KCK slashes funds for neighborhood upkeep. How residents fear it will hurt quality of life
Some days, Vanessa Robinson gets mad just sitting out on her front porch.
Across the street are two abandoned houses with tall grass, one with a patio cover on the verge of caving in. Empty lots occupy space on either side of her home. And throughout her neighborhood are downed trees, discarded trash bags, broken sidewalks and alleyways blocked by overgrowth.
“Just jacked up,” Robinson, 68, told The Star during a recent driving tour of northeastern Kansas City, Kansas. “Would you want to live down here? Even if somebody put up a house for rent. Look at that. Looks like we live in the country.”
As president of her neighborhood group, called Caring Neighborhood Association, Robinson says she does what she can to better the area she’s called home her whole life.
She relies in part on services provided through the Livable Neighborhoods program, a 30-year-old community resource credited with boosting volunteerism, blight removal and more cohesive neighborhoods.
But next year, public funding for the government office is facing steep cuts. Those come as the Unified Government of Wyandotte County and Kansas City, Kansas, is tightening belts across its departments to meet concerns raised by residents who have begged city and county leaders to reduce the burden of property taxes.
Elected commissioners in June placed a cap on property tax revenue collection to use for Unified Government services, forcing a round of cutting to city and county programs as costs are rising due to contractual obligations, employee raises and inflation. The spending plan, which passed on a 6-4 vote last week, slashes roughly $17 million across city and county budgets.
Cuts were made without employee layoffs or furloughs. But some departments saw unfilled positions eliminated and others redesignated, including Livable Neighborhoods, a division of the Neighborhood Resources Center.
Among the broader cuts outlined in the budgets is also a $750,000 reduction for the Parks & Recreation Department, which will trim costs by reducing its land maintenance operations, including the care of vacant lots in Wyandotte County.
Robinson, a lifelong resident of northeastern Kansas City, Kansas, says she receives a modest grant annually that she spends to host block parties, clean up litter and pay for lawn-mowing in unkempt parts of the neighborhood.
A part of the city beset by redlining, Robinson has witnessed the once vibrant community she grew up in struggle as houses have disappeared, businesses along Quindaro Boulevard shuttered and many neighbors have moved out.
Robinson says some of the money the neighborhood group receives goes to pay for services the city and county should already provide, such as more frequent maintenance of its large stock of publicly owned land in northeastern Kansas City, Kansas. Many properties in the northeast that fell into tax foreclosure are now part of the county’s Land Bank.
“I gotta pay somebody out the grant money to do y’all’s job,” Robinson said.
She is not the only one worried.
Over the past few weeks, as elected leaders weighed cuts proposed by top city and county staffers, the Livable Neighborhoods division — a sort of nerve center that assists dozens of neighborhood groups across Wyandotte County neighborhood groups — became a line item of concern.
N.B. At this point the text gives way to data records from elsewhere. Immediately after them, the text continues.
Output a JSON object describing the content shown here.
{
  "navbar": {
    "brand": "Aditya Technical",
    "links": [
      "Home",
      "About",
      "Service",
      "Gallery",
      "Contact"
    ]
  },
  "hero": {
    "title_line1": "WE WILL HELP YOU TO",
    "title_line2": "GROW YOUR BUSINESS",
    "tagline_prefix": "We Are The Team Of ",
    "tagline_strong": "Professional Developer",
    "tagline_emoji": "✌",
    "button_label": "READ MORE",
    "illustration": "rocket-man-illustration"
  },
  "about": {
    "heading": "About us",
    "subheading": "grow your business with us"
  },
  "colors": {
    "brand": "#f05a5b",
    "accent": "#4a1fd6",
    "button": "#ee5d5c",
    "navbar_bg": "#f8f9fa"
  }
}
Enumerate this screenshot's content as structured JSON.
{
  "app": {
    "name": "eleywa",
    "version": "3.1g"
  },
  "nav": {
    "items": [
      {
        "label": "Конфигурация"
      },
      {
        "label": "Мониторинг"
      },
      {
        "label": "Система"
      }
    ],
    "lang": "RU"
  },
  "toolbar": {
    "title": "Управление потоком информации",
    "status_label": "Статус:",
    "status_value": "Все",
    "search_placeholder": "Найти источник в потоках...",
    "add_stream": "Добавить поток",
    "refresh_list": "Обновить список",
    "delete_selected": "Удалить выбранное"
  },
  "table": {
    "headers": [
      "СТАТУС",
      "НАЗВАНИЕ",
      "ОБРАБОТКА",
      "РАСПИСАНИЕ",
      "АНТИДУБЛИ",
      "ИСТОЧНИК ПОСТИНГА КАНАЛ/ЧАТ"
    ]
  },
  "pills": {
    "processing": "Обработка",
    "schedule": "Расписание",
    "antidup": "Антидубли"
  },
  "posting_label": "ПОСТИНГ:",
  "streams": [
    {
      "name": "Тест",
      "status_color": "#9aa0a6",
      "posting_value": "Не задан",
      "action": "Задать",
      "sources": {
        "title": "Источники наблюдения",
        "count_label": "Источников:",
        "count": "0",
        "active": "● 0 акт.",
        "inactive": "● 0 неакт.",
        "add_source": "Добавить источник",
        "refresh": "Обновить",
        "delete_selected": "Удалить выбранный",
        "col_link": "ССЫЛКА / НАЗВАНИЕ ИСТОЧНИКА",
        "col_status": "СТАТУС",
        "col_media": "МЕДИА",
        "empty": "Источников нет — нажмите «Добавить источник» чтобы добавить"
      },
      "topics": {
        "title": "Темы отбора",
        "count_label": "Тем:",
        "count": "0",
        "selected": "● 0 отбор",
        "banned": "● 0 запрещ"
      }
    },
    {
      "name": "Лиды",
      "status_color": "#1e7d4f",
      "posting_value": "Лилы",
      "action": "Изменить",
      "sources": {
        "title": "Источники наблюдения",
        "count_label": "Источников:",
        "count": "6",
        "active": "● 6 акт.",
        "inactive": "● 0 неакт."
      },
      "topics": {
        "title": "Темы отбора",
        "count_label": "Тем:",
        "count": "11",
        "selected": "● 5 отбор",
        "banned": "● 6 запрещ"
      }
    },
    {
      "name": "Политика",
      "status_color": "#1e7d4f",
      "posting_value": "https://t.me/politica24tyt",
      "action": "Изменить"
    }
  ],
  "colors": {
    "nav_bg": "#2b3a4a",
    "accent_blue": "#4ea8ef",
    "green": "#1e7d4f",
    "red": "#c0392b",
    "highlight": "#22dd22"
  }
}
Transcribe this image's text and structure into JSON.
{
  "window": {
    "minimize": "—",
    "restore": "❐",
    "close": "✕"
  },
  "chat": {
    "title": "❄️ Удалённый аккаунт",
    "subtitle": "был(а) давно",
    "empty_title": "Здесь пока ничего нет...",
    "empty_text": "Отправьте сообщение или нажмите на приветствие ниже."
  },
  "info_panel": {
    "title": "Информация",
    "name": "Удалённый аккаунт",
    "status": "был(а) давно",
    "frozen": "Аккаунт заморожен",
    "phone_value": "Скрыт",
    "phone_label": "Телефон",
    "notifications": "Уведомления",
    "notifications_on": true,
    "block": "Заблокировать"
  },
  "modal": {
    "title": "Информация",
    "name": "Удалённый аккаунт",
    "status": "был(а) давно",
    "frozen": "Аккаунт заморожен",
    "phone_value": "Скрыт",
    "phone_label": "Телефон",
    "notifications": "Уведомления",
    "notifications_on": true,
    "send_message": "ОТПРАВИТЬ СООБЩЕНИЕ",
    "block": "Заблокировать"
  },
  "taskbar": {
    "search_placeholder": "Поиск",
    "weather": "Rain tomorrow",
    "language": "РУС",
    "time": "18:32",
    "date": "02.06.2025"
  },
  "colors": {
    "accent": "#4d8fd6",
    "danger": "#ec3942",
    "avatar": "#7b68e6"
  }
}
Among those voicing protest have been neighborhood leaders, including Robinson, and a former director of Livable Neighborhoods.
The two-person office manages partnerships between neighborhood groups, including oversight of assistance grants, the external nonprofit Livable Neighborhoods Taskforce and eight Neighborhood Business Revitalization organizations. It also coordinates the minor home repair program and distributes information about community resources.
Amanda DeVriese-Sebilla, president of the Southwest Argentine Neighborhood and executive director of the Argentine Betterment Corporation, said the home repair program has been of significant help to the residents of her community.
“I don’t know all the details of the impact yet, but I’m slowly learning different ways that it’s going to affect us, and Liveable Neighborhoods is a huge asset to the community,” she said.
The city and county are set to spend roughly $473 million next year. The Livable Neighborhoods office last year cost about $489,000 to run, according to the Unified Government’s budget documents.
Next year both of its full-time positions, including an executive director who resigned earlier this year, are being eliminated. The other employee is being reassigned to a communications division but will continue to provide services for Livable Neighborhoods, according to the Unified Government.
In all, the Livable Neighborhoods program is to receive $130,000 in funding, or roughly 73% less than in 2024.
The office also coordinates a monthly meeting with neighborhood group leaders. Last week, County Administrator David Johnston briefed the group and answered questions about the cuts, some of which he acknowledged are unpopular.
Responding to concerns raised by attendee Paul Soptick, the county administrator said those changes are done and “we’re not going backward” for the year at hand.
“Every department had to contribute cuts, but we’re still going to try to make it work the best that we can,” Johnston said, advising those in attendance to be engaged in the budget process next year “as we look past this reset” for 2025.
Soptick, president of Wyandotte Countians Against Crime and active in the group since 1996, told The Star after last week’s meeting the Livable Neighborhoods office has long been short-staffed and provides essential assistance to the neighborhood groups, including information, copying and phone tree services.
“That’s why I think Livable Neighborhoods is the glue that holds us together with the city,” Soptick said, adding: “You take all the neighborhood groups that we have, and you multiply that by the numbers of bodies that are in those groups. You’re talking about thousands of people. So, I would hate to see the budgeting cuts slow that communication down to the people on the street.”
In past years, Soptick said the neighborhood groups collectively calculated tens of thousands of volunteer hours that deliver value to residents in need. Examples of his group’s volunteerism include management of a small orchard to feed the hungry and mowing lawns for elderly residents who struggle to manage their properties.
“If we lose that contact, if we lose those resources, we’re going to lose a lot of that,” Soptick said.
Editor’s note: An earlier version of this story contained an incorrect name for a neighborhood organization in Kansas City, Kansas. The correct name is Caring Neighborhood Association.